A common sight while travelling in rural India is that of men resting while playing taash (cards) or smoking hookah. But women mostly end up making cow dung cakes even in the ‘rest hours’. For Kavita, from Haryana’s Rewari district, her Murrah buffaloes are her lifeline. But for women, their day doesn’t end with cattle and crops. They also have to take care of children and cook for the family.

Most women farmers don’t have any land to their name, but she spends all her life on it. Feeding the buffaloes, milking them and cleaning their sheds is what comprise her mornings. Her afternoons are spent in the fields threshing, replanting, harvesting, sunning the crops, and her evenings are spent making dung. She works 15-17 hours a day. And yet when we think of farmers and protests, she is missing.

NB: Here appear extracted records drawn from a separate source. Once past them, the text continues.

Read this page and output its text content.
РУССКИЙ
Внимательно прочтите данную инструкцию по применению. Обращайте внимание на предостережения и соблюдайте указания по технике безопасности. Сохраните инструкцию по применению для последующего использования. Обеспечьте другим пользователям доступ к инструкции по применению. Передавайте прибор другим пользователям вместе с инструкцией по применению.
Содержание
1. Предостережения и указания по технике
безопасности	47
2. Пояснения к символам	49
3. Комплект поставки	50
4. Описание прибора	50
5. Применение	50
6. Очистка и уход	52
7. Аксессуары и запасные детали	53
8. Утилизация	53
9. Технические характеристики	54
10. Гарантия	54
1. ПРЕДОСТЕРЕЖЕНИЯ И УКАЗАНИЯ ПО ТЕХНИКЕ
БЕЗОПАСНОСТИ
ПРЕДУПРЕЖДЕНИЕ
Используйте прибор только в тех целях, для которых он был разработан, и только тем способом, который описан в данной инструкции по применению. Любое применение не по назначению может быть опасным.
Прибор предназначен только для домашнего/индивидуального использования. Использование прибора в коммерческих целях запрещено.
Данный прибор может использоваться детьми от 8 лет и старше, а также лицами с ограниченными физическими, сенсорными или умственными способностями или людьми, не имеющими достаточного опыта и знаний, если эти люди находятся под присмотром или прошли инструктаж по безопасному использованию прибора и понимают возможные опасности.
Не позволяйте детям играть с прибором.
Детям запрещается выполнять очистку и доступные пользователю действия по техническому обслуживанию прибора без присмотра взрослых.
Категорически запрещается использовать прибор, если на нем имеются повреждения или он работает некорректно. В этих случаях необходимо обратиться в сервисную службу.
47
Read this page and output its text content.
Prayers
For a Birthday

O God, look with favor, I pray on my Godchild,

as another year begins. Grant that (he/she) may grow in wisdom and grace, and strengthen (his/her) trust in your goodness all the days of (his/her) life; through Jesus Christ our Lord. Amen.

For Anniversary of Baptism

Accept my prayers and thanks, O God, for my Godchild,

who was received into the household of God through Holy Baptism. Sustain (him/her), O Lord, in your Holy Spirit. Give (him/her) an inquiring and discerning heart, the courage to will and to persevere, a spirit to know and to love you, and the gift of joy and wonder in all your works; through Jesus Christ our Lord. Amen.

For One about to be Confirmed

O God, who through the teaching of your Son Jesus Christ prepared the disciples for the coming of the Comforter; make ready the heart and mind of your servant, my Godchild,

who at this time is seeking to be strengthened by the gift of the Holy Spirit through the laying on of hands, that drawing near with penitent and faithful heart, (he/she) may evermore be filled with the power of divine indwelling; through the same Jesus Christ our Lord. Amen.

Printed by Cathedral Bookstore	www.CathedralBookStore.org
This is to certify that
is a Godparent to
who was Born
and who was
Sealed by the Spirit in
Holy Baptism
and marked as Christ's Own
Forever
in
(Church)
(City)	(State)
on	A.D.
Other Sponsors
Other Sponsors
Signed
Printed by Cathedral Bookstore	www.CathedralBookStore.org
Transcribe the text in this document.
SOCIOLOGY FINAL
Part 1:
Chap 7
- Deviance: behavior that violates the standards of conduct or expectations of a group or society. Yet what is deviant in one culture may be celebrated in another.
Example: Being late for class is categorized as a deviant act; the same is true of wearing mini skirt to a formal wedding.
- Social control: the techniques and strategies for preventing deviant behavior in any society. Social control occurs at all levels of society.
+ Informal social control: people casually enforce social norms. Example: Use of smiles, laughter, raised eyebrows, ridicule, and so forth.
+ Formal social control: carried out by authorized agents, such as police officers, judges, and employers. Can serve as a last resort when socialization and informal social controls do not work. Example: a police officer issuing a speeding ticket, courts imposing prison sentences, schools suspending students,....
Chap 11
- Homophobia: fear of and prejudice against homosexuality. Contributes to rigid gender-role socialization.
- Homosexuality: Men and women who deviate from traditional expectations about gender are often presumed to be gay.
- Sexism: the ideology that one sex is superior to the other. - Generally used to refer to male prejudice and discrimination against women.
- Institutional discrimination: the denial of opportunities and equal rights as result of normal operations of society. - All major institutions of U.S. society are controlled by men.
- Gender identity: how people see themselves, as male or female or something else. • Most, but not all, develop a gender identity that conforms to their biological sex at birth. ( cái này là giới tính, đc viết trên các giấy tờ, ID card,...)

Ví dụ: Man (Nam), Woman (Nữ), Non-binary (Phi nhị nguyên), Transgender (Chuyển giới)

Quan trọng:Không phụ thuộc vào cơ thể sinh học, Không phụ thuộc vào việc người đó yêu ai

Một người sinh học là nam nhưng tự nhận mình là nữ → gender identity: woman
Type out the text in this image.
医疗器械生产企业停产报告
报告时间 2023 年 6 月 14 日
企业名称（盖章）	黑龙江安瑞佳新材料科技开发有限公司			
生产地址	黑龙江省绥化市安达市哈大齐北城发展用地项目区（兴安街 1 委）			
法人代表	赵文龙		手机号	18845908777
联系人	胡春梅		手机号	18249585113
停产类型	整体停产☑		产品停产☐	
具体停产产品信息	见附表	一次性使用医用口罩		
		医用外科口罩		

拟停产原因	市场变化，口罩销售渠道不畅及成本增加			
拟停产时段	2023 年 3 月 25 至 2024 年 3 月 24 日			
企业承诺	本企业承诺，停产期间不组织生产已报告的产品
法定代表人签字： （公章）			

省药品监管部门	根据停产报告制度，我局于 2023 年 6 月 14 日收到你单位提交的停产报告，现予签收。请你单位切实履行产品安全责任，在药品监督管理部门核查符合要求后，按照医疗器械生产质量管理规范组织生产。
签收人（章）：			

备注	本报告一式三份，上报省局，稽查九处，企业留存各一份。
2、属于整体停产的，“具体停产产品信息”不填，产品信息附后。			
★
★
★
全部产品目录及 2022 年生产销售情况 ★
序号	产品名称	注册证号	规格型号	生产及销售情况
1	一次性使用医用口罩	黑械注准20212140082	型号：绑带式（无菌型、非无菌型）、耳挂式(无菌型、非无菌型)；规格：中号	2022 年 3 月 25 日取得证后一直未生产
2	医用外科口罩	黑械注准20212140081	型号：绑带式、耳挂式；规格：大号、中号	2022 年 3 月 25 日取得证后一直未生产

The carriers behind tractors have been turned into camps for shelter | Photo: Manisha Mondal | ThePrint
The carriers behind tractors have been turned into camps for shelter during the farmers’ protest | Photo: Manisha Mondal | ThePrint


The long, difficult winter

In winters, a different kind of anxiety grips the peasant class. This anxiety is best captured in the famous story ‘Poos Ki Raat’ (A Winter Night) by Premchand. It’s about how the Halkus and Munnis of India guard the crops and water the fields on chilly winter nights, sometimes without a kambal (blanket).

Growing up in rural Haryana, a few images have been imprinted on my psyche forever. I grew up in a farmer’s family that only owned two kanals (one-fourth of an acre) of land. Like many other small land-holding families, we also had to rent an acre or two, in exchange for crops or on theka (share cropping). One of the lasting images in my mind is that of my mother watering the fields at 2 am. Because our turn to water the fields only came late at night.

I vividly remember the scene. After my mother and my elder brother (who was 15 at that time) returned from watering the crops, they would light the fire in the chulha and warm themselves. For half an hour, they would talk about if the crop would be good this year and how we would repay some debt or the other. As the flames of the chulha intensified, the sound of my mother sipping tea echoed in the courtyard. For hours after, her feet would be cold even in the quilt. Then she would get up again to feed the cattle at 5 am.



The government must listen

The Kisan march is not limited to men only, it also represents those women who have been left behind in their homes. Those sitting by the chulha at 2 am. Right now, they are guarding their homes and fields. In such a season, when the men have left their villages to protest and brave lathis, all the responsibilities of farming is on the shoulders of women. They hope that the government will at least listen to their demands.

It is true that the farming community is not a monolith. It is divided into many groups — large landowners, middle-range farmers, small-landowners, labourers, etc. So, one may find different types of farmers in the protests and draw their own conclusions about them. But one will not be able to see the hidden farmers, the silent farmers — the women. Thanks to patriarchy, most of them are landless farmers. And women farmers don’t want their daughters to grow up the same way. It will only change if they have enough money. In the fear of reduced incomes, farmers have decided to brave tear gas shells and water cannons.

One day, while working in the fields, I told my mother about the wonderful story Premchand had written. I felt overwhelmed that a writer had written on a farmer’s family. Except that we had blankets and Premchand’s Halku and Munni did not.

Did Halku ever buy a blanket? What happened to Munni? Has the Sahookar stopped visiting them?